I've begun setting up our new Apple XRaid and it's cluster nodes. While
doing this I noticed that it has some built in support for Active
Directory authentication, which got me to thinking whether I could also
integrate all the Linux servers into this scheme.
Basically I would like to use Active Directory to manage users, groups,
and passwords. Then have the Linux servers hit up against this using
LDAP to translate the uid and gids for some ssh access, filesystem
access via Samba and ftp, a few email accounts for use with
postfix/dovecot, web authentication, etc. I would also like to make
sure I can change passwords on the Linux side.
My limited understanding says that this is similar to an OpenLDAP setup
through pam/nss with the further modification of remapping some
attributes to Active Directory ones (or altering the AD schema, which
seems unnecessary to me). Oh, and then there's Kerberos to deal with,
which I need to do some more research on.
I would like to know if there's anyone out there who's tried to or
successfully accomplished this and whether it's any better or worse than
setting up a separate OpenLDAP server. I'd prefer to keep it in one
directory, but also don't want to cause myself any unnecessary headaches.
Thanks for your input,
Brian
--
gentoo-server@gentoo.org mailing list
^ permalink raw reply [flat|nested] 4+ messages in thread
* RE: [gentoo-server] Active Directory integration
@ 2006-09-01 16:50 Longman, Bill
2006-09-03 18:45 ` Kyle Lutze
0 siblings, 1 reply; 4+ messages in thread
From: Longman, Bill @ 2006-09-01 16:50 UTC (permalink / raw
To: 'gentoo-server@lists.gentoo.org'
> I've recently begun administrating a site that has about 20 Linux
> servers of various flavors, another 25 Windows 2003 servers,
> and soon 15
> Apple Xserves.
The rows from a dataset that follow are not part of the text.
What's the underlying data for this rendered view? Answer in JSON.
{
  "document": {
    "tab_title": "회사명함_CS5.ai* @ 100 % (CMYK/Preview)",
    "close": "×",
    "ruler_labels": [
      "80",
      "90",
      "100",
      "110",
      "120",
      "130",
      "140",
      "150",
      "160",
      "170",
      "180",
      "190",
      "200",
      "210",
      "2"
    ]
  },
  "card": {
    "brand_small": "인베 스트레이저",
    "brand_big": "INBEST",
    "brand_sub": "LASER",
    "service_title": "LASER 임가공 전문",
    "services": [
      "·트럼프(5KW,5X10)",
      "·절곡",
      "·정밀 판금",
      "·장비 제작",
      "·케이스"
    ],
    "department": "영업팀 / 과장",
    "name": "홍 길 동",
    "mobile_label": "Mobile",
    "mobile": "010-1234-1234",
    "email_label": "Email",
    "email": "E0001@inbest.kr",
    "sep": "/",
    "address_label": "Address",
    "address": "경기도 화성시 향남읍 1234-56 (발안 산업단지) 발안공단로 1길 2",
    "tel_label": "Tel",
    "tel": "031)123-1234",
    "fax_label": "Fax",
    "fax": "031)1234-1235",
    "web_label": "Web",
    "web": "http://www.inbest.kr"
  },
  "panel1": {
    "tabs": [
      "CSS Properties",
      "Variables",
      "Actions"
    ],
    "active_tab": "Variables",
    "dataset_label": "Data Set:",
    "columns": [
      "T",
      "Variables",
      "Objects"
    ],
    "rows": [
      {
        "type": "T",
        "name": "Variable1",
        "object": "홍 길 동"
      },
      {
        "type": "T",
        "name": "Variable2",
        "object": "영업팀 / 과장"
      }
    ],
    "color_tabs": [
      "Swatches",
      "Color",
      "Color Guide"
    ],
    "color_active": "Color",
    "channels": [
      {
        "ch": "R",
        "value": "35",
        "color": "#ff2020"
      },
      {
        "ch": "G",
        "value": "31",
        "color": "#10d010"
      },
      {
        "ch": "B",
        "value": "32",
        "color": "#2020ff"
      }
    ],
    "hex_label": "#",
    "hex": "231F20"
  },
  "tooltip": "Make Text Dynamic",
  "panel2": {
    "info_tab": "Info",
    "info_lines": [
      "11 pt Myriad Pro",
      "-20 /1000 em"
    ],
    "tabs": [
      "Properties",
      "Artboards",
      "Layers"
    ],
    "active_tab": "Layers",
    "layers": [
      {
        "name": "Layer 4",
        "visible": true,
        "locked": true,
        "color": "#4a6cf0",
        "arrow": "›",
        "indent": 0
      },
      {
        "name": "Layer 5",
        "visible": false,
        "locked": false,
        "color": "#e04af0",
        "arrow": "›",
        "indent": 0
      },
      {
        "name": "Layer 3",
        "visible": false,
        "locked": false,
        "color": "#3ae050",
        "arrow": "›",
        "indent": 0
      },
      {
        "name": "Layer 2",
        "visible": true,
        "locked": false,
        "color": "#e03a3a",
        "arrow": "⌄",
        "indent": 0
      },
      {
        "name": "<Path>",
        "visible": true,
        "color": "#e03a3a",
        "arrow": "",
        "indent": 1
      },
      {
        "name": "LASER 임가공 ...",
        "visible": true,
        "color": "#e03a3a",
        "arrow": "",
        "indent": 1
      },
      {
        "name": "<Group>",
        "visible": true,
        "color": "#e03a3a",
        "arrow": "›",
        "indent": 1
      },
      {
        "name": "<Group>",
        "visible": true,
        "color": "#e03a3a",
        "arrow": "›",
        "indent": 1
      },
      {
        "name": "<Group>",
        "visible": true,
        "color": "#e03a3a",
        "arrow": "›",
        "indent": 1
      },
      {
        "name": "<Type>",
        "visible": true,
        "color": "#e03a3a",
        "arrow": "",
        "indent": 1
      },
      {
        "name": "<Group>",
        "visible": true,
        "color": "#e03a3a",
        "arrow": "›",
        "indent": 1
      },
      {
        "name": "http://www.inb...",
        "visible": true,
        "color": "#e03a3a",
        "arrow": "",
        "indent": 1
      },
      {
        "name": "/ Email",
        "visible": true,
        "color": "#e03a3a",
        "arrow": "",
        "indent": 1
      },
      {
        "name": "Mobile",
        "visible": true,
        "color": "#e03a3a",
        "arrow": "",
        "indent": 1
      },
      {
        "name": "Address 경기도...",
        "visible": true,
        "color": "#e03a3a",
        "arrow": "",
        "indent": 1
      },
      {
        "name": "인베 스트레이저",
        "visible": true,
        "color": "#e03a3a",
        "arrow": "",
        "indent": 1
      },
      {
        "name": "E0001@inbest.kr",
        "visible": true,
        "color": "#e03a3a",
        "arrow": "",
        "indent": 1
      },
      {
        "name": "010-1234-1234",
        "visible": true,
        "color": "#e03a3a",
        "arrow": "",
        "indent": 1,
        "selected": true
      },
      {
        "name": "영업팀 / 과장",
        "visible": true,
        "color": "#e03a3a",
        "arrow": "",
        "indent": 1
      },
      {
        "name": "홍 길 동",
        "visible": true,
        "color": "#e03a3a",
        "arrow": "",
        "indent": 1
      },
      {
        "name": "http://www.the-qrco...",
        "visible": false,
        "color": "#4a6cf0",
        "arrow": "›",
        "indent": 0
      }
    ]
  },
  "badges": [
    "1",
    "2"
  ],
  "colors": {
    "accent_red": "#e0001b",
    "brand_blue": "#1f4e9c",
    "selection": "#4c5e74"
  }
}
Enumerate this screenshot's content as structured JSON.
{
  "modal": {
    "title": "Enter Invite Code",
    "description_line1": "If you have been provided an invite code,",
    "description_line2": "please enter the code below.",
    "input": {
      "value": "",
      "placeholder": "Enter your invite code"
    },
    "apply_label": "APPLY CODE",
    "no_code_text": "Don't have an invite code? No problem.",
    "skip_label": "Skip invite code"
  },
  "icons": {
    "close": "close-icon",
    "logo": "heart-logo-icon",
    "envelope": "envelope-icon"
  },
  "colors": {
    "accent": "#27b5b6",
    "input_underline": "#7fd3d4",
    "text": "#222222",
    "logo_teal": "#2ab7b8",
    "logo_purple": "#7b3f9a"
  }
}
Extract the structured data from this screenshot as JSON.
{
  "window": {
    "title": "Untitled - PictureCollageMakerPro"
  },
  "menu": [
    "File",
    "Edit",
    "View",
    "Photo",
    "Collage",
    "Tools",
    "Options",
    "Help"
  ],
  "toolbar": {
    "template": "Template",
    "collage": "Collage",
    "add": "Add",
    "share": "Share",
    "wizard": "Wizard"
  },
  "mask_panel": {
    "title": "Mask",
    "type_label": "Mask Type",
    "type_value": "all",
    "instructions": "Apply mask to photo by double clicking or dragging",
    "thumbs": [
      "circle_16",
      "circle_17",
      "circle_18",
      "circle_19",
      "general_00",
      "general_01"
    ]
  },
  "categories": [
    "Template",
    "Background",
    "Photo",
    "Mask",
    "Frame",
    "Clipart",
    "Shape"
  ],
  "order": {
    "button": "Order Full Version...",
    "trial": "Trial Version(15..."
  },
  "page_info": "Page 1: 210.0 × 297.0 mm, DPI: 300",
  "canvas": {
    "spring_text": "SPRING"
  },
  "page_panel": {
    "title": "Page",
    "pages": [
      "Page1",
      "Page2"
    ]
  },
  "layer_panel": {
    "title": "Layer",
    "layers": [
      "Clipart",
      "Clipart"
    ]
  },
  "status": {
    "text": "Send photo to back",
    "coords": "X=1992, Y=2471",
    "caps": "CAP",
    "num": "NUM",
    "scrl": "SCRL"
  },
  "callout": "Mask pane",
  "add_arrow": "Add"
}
Previously no real policies of any sort
> existed, so I've
> been trying to consolidate servers and users and what not. On the
> Windows side this was fairly easily accomplished via Active
> Directory.
> I've begun setting up our new Apple XRaid and it's cluster
> nodes. While
> doing this I noticed that it has some built in support for Active
> Directory authentication, which got me to thinking whether I
> could also
> integrate all the Linux servers into this scheme.
>
> Basically I would like to use Active Directory to manage
> users, groups,
> and passwords. Then have the Linux servers hit up against this using
> LDAP to translate the uid and gids for some ssh access, filesystem
> access via Samba and ftp, a few email accounts for use with
> postfix/dovecot, web authentication, etc. I would also like to make
> sure I can change passwords on the Linux side.
>
> My limited understanding says that this is similar to an
> OpenLDAP setup
> through pam/nss with the further modification of remapping some
> attributes to Active Directory ones (or altering the AD schema, which
> seems unnecessary to me). Oh, and then there's Kerberos to
> deal with,
> which I need to do some more research on.
>
> I would like to know if there's anyone out there who's tried to or
> successfully accomplished this and whether it's any better or
> worse than
> setting up a separate OpenLDAP server. I'd prefer to keep it in one
> directory, but also don't want to cause myself any
> unnecessary headaches.
I've looked into this same thing, Brian. I have one XServe, and lots of the
other servers - Win2k3, Win2k, Linux, Solaris. One of the things that you
might consider is looking at Windows Services for Unix. You can then put the
UID/GID info in AD.
You should look at winbind, ldap, ldapsam and kerberos USE flags. Prolly
pam, too.
Bill
--
gentoo-server@gentoo.org mailing list
^ permalink raw reply [flat|nested] 4+ messages in thread
* Re: [gentoo-server] Active Directory integration
2006-09-01 15:00 [gentoo-server] Active Directory integration Brian Kroth
@ 2006-09-03 3:08 ` Michael Crute
0 siblings, 0 replies; 4+ messages in thread
From: Michael Crute @ 2006-09-03 3:08 UTC (permalink / raw
To: gentoo-server
On 9/1/06, Brian Kroth <bpkroth@wisc.edu> wrote:
> I've recently begun administrating a site that has about 20 Linux
> servers of various flavors, another 25 Windows 2003 servers, and soon 15
> Apple Xserves. Previously no real policies of any sort existed, so I've
> been trying to consolidate servers and users and what not. On the
> Windows side this was fairly easily accomplished via Active Directory.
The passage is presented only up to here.